Volunteer allowances 2026: rules, amounts and how to arrange them
What is a volunteer allowance?
A volunteer allowance is an amount paid by a association, foundation or other not-for-profit organisation to someone who performs unpaid work. It is not a salary. A volunteer does not work under an employment contract. The allowance is intended as reimbursement of incurred costs or as a symbolic expression of appreciation.
Important: a volunteer allowance must never be so high that there is in reality paid employment. The Tax Authority applies clear limits for this.
The tax-free threshold in 2026
The Tax Authority sets annual maximum amounts for tax-free volunteer allowances. In 2026 the following thresholds apply:
- €210 per month (maximum)
- €2,100 per year (maximum)
These amounts are unchanged from 2025. If you stay within these limits, your organisation does not have to pay payroll tax and the volunteer does not have to declare the allowance in income tax.
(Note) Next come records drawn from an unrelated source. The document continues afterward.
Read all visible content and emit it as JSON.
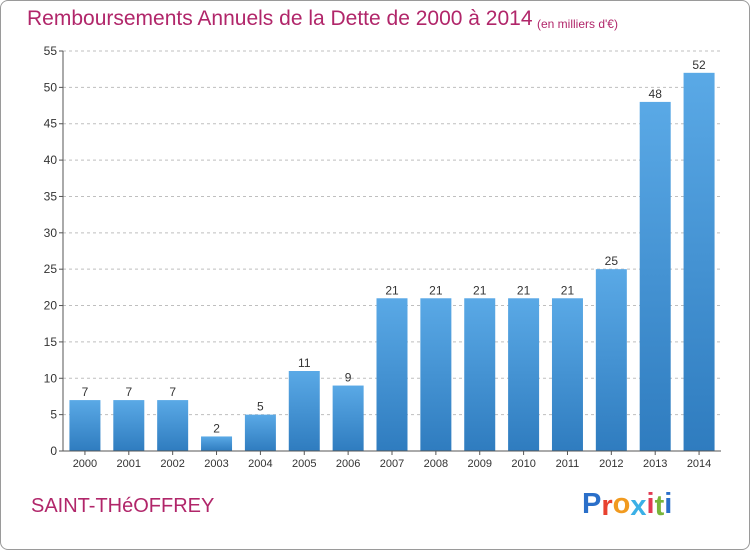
{
  "header": {
    "title": "Remboursements Annuels de la Dette de 2000 à 2014",
    "unit": "(en milliers d'€)"
  },
  "footer": {
    "commune": "SAINT-THéOFFREY",
    "logo_letters": [
      "P",
      "r",
      "o",
      "x",
      "i",
      "t",
      "i"
    ],
    "logo_colors": [
      "#2a6fc9",
      "#e8412f",
      "#f19a1f",
      "#3bb0e6",
      "#e23a52",
      "#78b53a",
      "#2a6fc9"
    ]
  },
  "colors": {
    "bar_top": "#5aa9e6",
    "bar_bottom": "#2f7cbf",
    "grid": "#bfbfbf",
    "axis": "#555555",
    "text": "#333333"
  },
  "chart_data": {
    "type": "bar",
    "categories": [
      "2000",
      "2001",
      "2002",
      "2003",
      "2004",
      "2005",
      "2006",
      "2007",
      "2008",
      "2009",
      "2010",
      "2011",
      "2012",
      "2013",
      "2014"
    ],
    "values": [
      7,
      7,
      7,
      2,
      5,
      11,
      9,
      21,
      21,
      21,
      21,
      21,
      25,
      48,
      52
    ],
    "ylim": [
      0,
      55
    ],
    "yticks": [
      0,
      5,
      10,
      15,
      20,
      25,
      30,
      35,
      40,
      45,
      50,
      55
    ],
    "grid": true,
    "legend": "none"
  }
}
If you exceed the threshold, the excess is taxed as wages.
Note: check each year whether the amounts have been indexed. The current limits are always on the Tax Authority's website.
Expense reimbursement versus volunteer allowance
There is a difference between two types of allowances:
Expense reimbursement
An expense reimbursement covers demonstrable costs that the volunteer has incurred: kilometres, parking fees, phone costs, materials. This reimbursement is tax-free if the actual costs are substantiated with receipts or a mileage log. In 2026 you may reimburse up to €0.23 per kilometre tax-free (unchanged from 2025).
Volunteer allowance
A fixed allowance per hour, day or month, regardless of actual costs. This falls under the tax-free threshold as described above (€210/month, €2,100/year).
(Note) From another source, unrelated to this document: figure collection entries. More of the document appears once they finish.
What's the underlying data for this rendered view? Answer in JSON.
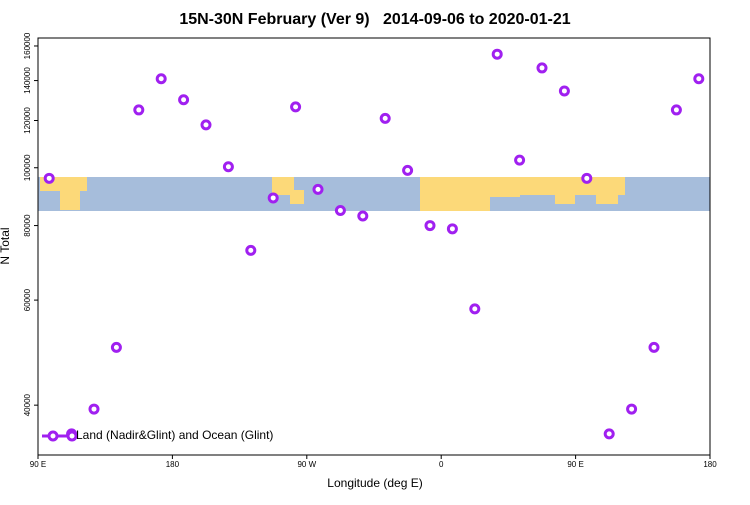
{
  "chart_data": {
    "type": "scatter",
    "title": "15N-30N February (Ver 9)   2014-09-06 to 2020-01-21",
    "x_label": "Longitude (deg E)",
    "y_label": "N Total",
    "xlim": [
      90,
      540
    ],
    "ylim": [
      33000,
      165000
    ],
    "ylog": true,
    "xticks": [
      {
        "value": 90,
        "label": "90 E"
      },
      180,
      {
        "value": 270,
        "label": "90 W"
      },
      {
        "value": 360,
        "label": "0"
      },
      {
        "value": 450,
        "label": "90 E"
      },
      {
        "value": 540,
        "label": "180"
      }
    ],
    "yticks": [
      40000,
      60000,
      80000,
      100000,
      120000,
      140000,
      160000
    ],
    "legend": "bottom-left",
    "series": [
      {
        "name": "Land (Nadir&Glint) and Ocean (Glint)",
        "color": "#a020f0",
        "x": [
          97.5,
          112.5,
          127.5,
          142.5,
          157.5,
          172.5,
          187.5,
          202.5,
          217.5,
          232.5,
          247.5,
          262.5,
          277.5,
          292.5,
          307.5,
          322.5,
          337.5,
          352.5,
          367.5,
          382.5,
          397.5,
          412.5,
          427.5,
          442.5,
          457.5,
          472.5,
          487.5,
          502.5,
          517.5,
          532.5
        ],
        "values": [
          96000,
          35800,
          39400,
          50000,
          125000,
          141000,
          130000,
          118000,
          100400,
          72700,
          89000,
          126500,
          92000,
          84800,
          83000,
          121000,
          99000,
          80000,
          79000,
          58000,
          155000,
          103000,
          147000,
          134500,
          96000,
          35800,
          39400,
          50000,
          125000,
          141000
        ]
      }
    ]
  }
}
If you combine both, the expense reimbursements count towards the annual threshold for the volunteer allowance, unless the expenses are demonstrably actually incurred and documented.
Who may receive a volunteer allowance?
The scheme applies to volunteers at:
- Sports clubs and sports associations
- Community centres and village halls
- ANBI institutions (Public Benefit Organisation)
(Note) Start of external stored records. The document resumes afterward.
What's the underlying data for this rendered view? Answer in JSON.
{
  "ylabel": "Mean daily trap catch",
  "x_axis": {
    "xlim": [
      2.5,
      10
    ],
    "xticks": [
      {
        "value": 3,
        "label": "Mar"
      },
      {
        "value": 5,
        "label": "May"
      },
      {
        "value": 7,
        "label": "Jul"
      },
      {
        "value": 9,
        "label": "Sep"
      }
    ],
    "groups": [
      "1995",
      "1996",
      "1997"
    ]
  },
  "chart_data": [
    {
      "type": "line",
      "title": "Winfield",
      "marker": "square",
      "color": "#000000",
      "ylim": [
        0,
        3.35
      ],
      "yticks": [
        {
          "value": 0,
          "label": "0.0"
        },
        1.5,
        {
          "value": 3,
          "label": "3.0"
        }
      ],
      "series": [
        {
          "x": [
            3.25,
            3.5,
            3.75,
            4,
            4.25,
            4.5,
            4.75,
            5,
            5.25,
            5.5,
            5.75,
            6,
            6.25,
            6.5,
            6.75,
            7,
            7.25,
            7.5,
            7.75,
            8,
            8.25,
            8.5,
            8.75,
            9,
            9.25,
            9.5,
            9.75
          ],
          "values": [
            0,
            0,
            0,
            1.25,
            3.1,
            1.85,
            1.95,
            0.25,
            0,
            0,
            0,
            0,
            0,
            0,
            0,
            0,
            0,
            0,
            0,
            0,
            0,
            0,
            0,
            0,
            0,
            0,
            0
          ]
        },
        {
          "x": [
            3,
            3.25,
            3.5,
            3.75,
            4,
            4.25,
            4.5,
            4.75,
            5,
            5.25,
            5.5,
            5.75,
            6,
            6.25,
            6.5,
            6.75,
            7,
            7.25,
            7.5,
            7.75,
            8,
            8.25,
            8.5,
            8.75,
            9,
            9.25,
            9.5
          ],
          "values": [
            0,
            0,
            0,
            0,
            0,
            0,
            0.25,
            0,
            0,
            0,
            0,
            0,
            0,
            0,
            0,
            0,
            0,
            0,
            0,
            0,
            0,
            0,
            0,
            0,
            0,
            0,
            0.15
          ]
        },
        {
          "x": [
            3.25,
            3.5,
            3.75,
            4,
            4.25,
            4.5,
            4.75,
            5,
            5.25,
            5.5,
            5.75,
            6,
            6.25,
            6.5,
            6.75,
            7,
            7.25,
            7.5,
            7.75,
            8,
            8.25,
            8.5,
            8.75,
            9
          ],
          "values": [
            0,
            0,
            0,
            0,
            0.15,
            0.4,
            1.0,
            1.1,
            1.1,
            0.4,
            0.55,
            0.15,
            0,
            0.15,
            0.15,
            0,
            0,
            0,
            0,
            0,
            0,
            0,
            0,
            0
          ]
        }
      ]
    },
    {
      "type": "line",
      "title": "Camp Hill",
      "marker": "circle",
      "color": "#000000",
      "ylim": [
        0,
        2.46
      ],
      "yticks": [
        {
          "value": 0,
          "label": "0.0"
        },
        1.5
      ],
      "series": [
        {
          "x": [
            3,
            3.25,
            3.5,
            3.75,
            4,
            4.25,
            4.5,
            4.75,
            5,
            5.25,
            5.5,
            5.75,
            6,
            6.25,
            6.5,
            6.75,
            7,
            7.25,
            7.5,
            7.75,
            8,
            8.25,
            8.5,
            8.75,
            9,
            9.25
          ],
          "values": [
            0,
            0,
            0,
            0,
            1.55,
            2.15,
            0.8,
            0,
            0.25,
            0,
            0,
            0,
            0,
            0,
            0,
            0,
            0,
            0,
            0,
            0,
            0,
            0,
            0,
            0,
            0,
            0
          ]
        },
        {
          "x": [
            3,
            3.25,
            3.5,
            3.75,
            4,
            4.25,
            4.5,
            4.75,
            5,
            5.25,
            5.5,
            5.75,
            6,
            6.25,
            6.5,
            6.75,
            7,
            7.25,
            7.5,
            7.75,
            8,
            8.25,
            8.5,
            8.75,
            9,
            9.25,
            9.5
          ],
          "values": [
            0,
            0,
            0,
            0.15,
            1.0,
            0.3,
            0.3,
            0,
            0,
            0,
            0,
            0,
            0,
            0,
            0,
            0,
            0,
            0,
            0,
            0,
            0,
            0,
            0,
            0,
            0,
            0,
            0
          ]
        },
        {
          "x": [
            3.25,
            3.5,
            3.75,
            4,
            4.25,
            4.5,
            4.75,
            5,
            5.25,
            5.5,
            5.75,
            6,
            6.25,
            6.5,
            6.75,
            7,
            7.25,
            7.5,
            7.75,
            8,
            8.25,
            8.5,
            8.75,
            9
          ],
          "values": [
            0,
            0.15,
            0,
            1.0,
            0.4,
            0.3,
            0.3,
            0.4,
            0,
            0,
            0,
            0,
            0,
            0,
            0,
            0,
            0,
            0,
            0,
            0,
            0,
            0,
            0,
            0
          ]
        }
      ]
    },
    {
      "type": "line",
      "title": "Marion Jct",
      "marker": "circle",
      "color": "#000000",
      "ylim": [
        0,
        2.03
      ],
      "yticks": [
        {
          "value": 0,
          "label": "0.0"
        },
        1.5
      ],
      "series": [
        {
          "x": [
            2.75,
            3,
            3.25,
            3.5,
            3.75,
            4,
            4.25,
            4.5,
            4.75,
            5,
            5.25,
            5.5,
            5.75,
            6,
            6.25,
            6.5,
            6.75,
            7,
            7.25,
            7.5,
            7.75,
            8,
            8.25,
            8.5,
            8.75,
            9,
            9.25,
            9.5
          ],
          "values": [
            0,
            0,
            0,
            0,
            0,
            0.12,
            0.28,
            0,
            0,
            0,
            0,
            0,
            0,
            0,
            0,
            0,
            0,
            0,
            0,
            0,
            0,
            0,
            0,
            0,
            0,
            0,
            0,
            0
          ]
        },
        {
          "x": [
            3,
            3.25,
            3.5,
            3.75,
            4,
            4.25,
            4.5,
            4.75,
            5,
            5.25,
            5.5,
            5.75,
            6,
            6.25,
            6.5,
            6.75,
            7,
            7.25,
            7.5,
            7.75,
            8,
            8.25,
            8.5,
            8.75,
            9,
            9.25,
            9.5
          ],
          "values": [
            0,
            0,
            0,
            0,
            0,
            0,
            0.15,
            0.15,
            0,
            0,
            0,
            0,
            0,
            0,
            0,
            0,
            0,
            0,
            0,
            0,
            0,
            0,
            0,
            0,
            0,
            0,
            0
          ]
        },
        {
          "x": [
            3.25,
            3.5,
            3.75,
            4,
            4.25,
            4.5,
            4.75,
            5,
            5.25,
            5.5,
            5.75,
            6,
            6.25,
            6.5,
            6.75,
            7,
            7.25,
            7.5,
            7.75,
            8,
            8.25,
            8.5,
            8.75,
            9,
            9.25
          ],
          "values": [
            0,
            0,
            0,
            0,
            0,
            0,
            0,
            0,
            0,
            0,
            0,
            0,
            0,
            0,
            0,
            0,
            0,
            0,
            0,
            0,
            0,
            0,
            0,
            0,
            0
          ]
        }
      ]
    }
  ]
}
- Other not-for-profit organisations
Commercial organisations cannot use the volunteer allowance scheme. Also check whether the volunteer has another appointment elsewhere in the same organisation, otherwise the Tax Authority may classify the allowance as disguised wages.
Record-keeping: how to do it properly
For each volunteer record:
- Name, address and BSN (for administration purposes, not required to be disclosed)
- Which activities are carried out
- The amount of the allowance and the calculation basis (per hour, per month, per occasion)
- Whether it is an expense reimbursement or a volunteer allowance
For expense reimbursements, always have the volunteer submit receipts or a mileage log. Keep these for at least seven years, as with all other financial records.
Special situations
Volunteer receives welfare or unemployment benefits
Volunteers who receive benefits (unemployment benefits, welfare, disability) must report their volunteer work and any allowance to the benefits agency. The rules differ per benefit. Inform the volunteer about this so that they can make the correct report themselves.
Volunteer insurance
Many municipalities offer a free volunteer insurance policy for organisations in the municipality. Check with your municipality whether you can make use of it. This insurance covers liability and sometimes also accidents during volunteering.
Volunteer policy as the framework
Document the reimbursement scheme in a volunteer policy or internal regulations. This ensures everyone knows what to expect and helps prevent unclear or unequal treatment within the organisation. Treat all volunteers consistently; arbitrary exemptions lead to frustration.